Current Limits & Workarounds
Limit | User Impact | Mitigation Today |
---|---|---|
No uncertainty estimate | can’t weight GPS vs vision | feed covariance as extra input token (architecture ready) |
Static scenes only | moving objects smear | mask humans with off-the-shelf seg, then inpaint depth |
Memory ∝ #pixels | 2 000×4K px needs 140 GB | turn on memory_efficient_inference , or tile scene |
Scale drift on pure sky / ocean | rel error ↑ | shoot one frame with LiDAR or GPS tag, lock scale |
Action Checklist / Implementation Steps
-
Install: conda create -n ma python=3.12 && pip install -e ".[all]"
-
Pick model: Apache for commercial, CC-BY-NC for best accuracy. -
Prepare images: 10-100 JPEGs, 30-60% overlap, avoid pure sky-only shots. -
(Optional) Append JSON with K / GPS / depth if available. -
Run inference: -
quick qual → Gradio app -
quant → script → dump .ply
+ COLMAP
-
-
Inspect in MeshLab / Rerun; if holes → add more photos or feed sparse LiDAR. -
Export to COLMAP → NeRF / Gaussian-Splat / Meshing pipeline.
One-Page Overview
Question answered: “Can I obtain metric-accurate 3D from photos without writing a multi-stage pipeline?”

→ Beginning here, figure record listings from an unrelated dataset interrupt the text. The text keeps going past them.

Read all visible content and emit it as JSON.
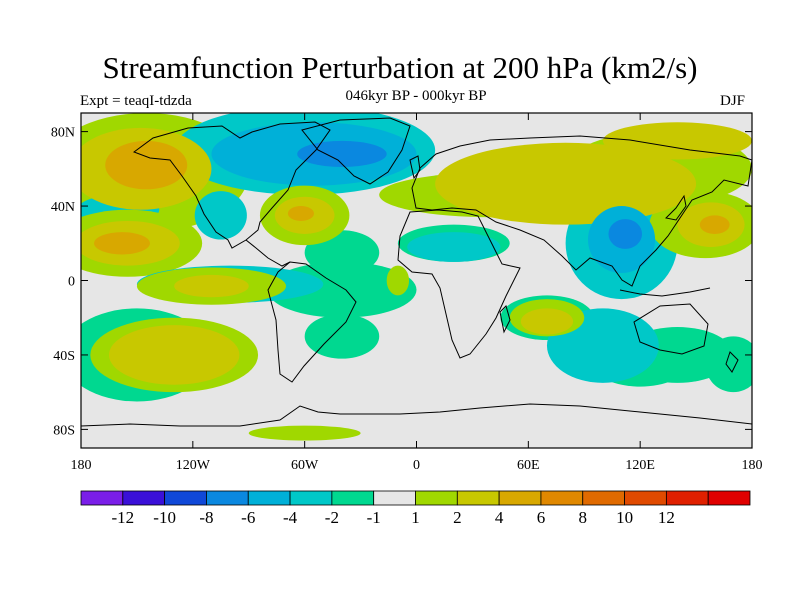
{
  "title": "Streamfunction Perturbation at 200 hPa (km2/s)",
  "left_label": "Expt = teaqI-tdzda",
  "center_label": "046kyr BP - 000kyr BP",
  "right_label": "DJF",
  "map": {
    "projection": "cylindrical equidistant",
    "lon_range": [
      -180,
      180
    ],
    "lat_range": [
      -90,
      90
    ],
    "lat_ticks": [
      {
        "lat": 80,
        "label": "80N"
      },
      {
        "lat": 40,
        "label": "40N"
      },
      {
        "lat": 0,
        "label": "0"
      },
      {
        "lat": -40,
        "label": "40S"
      },
      {
        "lat": -80,
        "label": "80S"
      }
    ],
    "lon_ticks": [
      {
        "lon": -180,
        "label": "180"
      },
      {
        "lon": -120,
        "label": "120W"
      },
      {
        "lon": -60,
        "label": "60W"
      },
      {
        "lon": 0,
        "label": "0"
      },
      {
        "lon": 60,
        "label": "60E"
      },
      {
        "lon": 120,
        "label": "120E"
      },
      {
        "lon": 180,
        "label": "180"
      }
    ]
  },
  "colorbar": {
    "colors": [
      "#7a1ee8",
      "#3a10d8",
      "#1048d8",
      "#0a88e0",
      "#00b0d8",
      "#00c8c8",
      "#00d890",
      "#e6e6e6",
      "#a0d800",
      "#c8c800",
      "#d8a800",
      "#e08800",
      "#e06a00",
      "#e04a00",
      "#e02000",
      "#e00000"
    ],
    "labels": [
      "-12",
      "-10",
      "-8",
      "-6",
      "-4",
      "-2",
      "-1",
      "1",
      "2",
      "4",
      "6",
      "8",
      "10",
      "12"
    ]
  },
  "field": {
    "background_color": "#e6e6e6",
    "blobs": [
      {
        "lon": -145,
        "lat": 58,
        "rlon": 55,
        "rlat": 32,
        "level": 2
      },
      {
        "lon": -148,
        "lat": 60,
        "rlon": 38,
        "rlat": 22,
        "level": 4
      },
      {
        "lon": -145,
        "lat": 62,
        "rlon": 22,
        "rlat": 13,
        "level": 6
      },
      {
        "lon": -160,
        "lat": 38,
        "rlon": 22,
        "rlat": 8,
        "level": -2
      },
      {
        "lon": -155,
        "lat": 20,
        "rlon": 40,
        "rlat": 18,
        "level": 2
      },
      {
        "lon": -155,
        "lat": 20,
        "rlon": 28,
        "rlat": 12,
        "level": 4
      },
      {
        "lon": -158,
        "lat": 20,
        "rlon": 15,
        "rlat": 6,
        "level": 6
      },
      {
        "lon": -60,
        "lat": 70,
        "rlon": 70,
        "rlat": 24,
        "level": -2
      },
      {
        "lon": -55,
        "lat": 68,
        "rlon": 55,
        "rlat": 17,
        "level": -4
      },
      {
        "lon": -40,
        "lat": 68,
        "rlon": 24,
        "rlat": 7,
        "level": -6
      },
      {
        "lon": -105,
        "lat": 35,
        "rlon": 14,
        "rlat": 13,
        "level": -2
      },
      {
        "lon": -60,
        "lat": 35,
        "rlon": 24,
        "rlat": 16,
        "level": 2
      },
      {
        "lon": -60,
        "lat": 35,
        "rlon": 16,
        "rlat": 10,
        "level": 4
      },
      {
        "lon": -62,
        "lat": 36,
        "rlon": 7,
        "rlat": 4,
        "level": 6
      },
      {
        "lon": -100,
        "lat": -2,
        "rlon": 50,
        "rlat": 10,
        "level": -2
      },
      {
        "lon": -110,
        "lat": -3,
        "rlon": 40,
        "rlat": 10,
        "level": 2
      },
      {
        "lon": -110,
        "lat": -3,
        "rlon": 20,
        "rlat": 6,
        "level": 4
      },
      {
        "lon": -40,
        "lat": 15,
        "rlon": 20,
        "rlat": 12,
        "level": -1
      },
      {
        "lon": -40,
        "lat": -5,
        "rlon": 40,
        "rlat": 15,
        "level": -1
      },
      {
        "lon": -10,
        "lat": 0,
        "rlon": 6,
        "rlat": 8,
        "level": 1
      },
      {
        "lon": -150,
        "lat": -40,
        "rlon": 40,
        "rlat": 25,
        "level": -1
      },
      {
        "lon": -130,
        "lat": -40,
        "rlon": 45,
        "rlat": 20,
        "level": 2
      },
      {
        "lon": -130,
        "lat": -40,
        "rlon": 35,
        "rlat": 16,
        "level": 4
      },
      {
        "lon": -40,
        "lat": -30,
        "rlon": 20,
        "rlat": 12,
        "level": -1
      },
      {
        "lon": -60,
        "lat": -82,
        "rlon": 30,
        "rlat": 4,
        "level": 2
      },
      {
        "lon": 20,
        "lat": 20,
        "rlon": 30,
        "rlat": 10,
        "level": -1
      },
      {
        "lon": 20,
        "lat": 18,
        "rlon": 25,
        "rlat": 8,
        "level": -2
      },
      {
        "lon": 40,
        "lat": 46,
        "rlon": 60,
        "rlat": 12,
        "level": 2
      },
      {
        "lon": 80,
        "lat": 52,
        "rlon": 70,
        "rlat": 22,
        "level": 4
      },
      {
        "lon": 140,
        "lat": 75,
        "rlon": 40,
        "rlat": 10,
        "level": 4
      },
      {
        "lon": 130,
        "lat": 60,
        "rlon": 50,
        "rlat": 20,
        "level": 2
      },
      {
        "lon": 110,
        "lat": 20,
        "rlon": 30,
        "rlat": 30,
        "level": -2
      },
      {
        "lon": 110,
        "lat": 22,
        "rlon": 18,
        "rlat": 18,
        "level": -4
      },
      {
        "lon": 112,
        "lat": 25,
        "rlon": 9,
        "rlat": 8,
        "level": -6
      },
      {
        "lon": 100,
        "lat": -35,
        "rlon": 30,
        "rlat": 20,
        "level": -2
      },
      {
        "lon": 155,
        "lat": 30,
        "rlon": 30,
        "rlat": 18,
        "level": 2
      },
      {
        "lon": 158,
        "lat": 30,
        "rlon": 18,
        "rlat": 12,
        "level": 4
      },
      {
        "lon": 160,
        "lat": 30,
        "rlon": 8,
        "rlat": 5,
        "level": 6
      },
      {
        "lon": 70,
        "lat": -20,
        "rlon": 25,
        "rlat": 12,
        "level": -1
      },
      {
        "lon": 70,
        "lat": -20,
        "rlon": 20,
        "rlat": 10,
        "level": 2
      },
      {
        "lon": 70,
        "lat": -22,
        "rlon": 14,
        "rlat": 7,
        "level": 4
      },
      {
        "lon": 120,
        "lat": -45,
        "rlon": 25,
        "rlat": 12,
        "level": -1
      },
      {
        "lon": 140,
        "lat": -40,
        "rlon": 30,
        "rlat": 15,
        "level": -1
      },
      {
        "lon": 170,
        "lat": -45,
        "rlon": 15,
        "rlat": 15,
        "level": -1
      }
    ]
  }
}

Answer: Yes—MapAnything is a single transformer that ingests 1-2 000 images plus optional intrinsics, poses or depth and directly regresses metric point-clouds and camera parameters in one forward pass.
Key tech
-
Factored representation: rays, depth, pose, global scale m -
DINOv2 + shallow CNN/MLP encoder → alternating-attention transformer → DPT decode -
Trained on 13 datasets, 42 K steps, 64 H200 GPUs; Apache & academic model variants -
Zero iterations, zero bundle adjustment, 12+ tasks unified
Performance
-
50-view dense recon: 0.16 rel (img-only) → 0.01 rel (all inputs) -
2-view stereo: 0.12 rel, >90% inliers with priors -
Single-image calibration: 1.18° mean error, beats specialists
Usage
-
pip install -e ".[all]"
→ 5-line Python script →.ply
or COLMAP -
Integrates straight into Gaussian-Splat / NeRF workflows -
Memory-efficient flag allows 2 000 views on 140 GB GPU
Limits
Static scenes, no uncertainty output, memory scales with pixel count; mitigations discussed.
FAQ
Q1: Do I have to calibrate my camera first?
A: No. The model predicts ray directions per pixel—equivalent to self-calibrating the camera. Supplying K improves accuracy but is optional.
Q2: How many photos are enough?
A: Two overlapping frames already work; 20–50 with 60% overlap gives sweet-spot quality. You can go up to 2 000 if you have RAM.
Q3: Is the output really in metres?
A: Yes, multiplied by the predicted global scale m. If at least one input carries metric information (phone GPS, LiDAR depth) accuracy is <3%.
Q4: Can I use the result commercially?
A: Use the checkpoint facebook/map-anything-apache
and follow Apache 2.0 licence terms—no copyleft, no disclosure required.
Q5: Which code do I cite?
A: BibTeX at the end of the README; paper is on arXiv 2025.
Q6: Night / snow / water scenes?
A: Model trained on TartanAir synthetic fog and snow; confidence mask automatically down-weights low-texture regions, but adding a few extra shots is still recommended.
Q7: Does it replace COLMAP completely?
A: For many downstream tasks (inspection, AR, GSplat) yes. If you need covariance analysis or loop-closure verification, COLMAP can still be run on the exported bins.
Q8: What if I only have a CPU?
A: Works, but expect ~1 min per 512×384 frame on 16-core Xeon. Switch on memory_efficient_inference
and reduce max dimension to 384 px for feasible runtimes.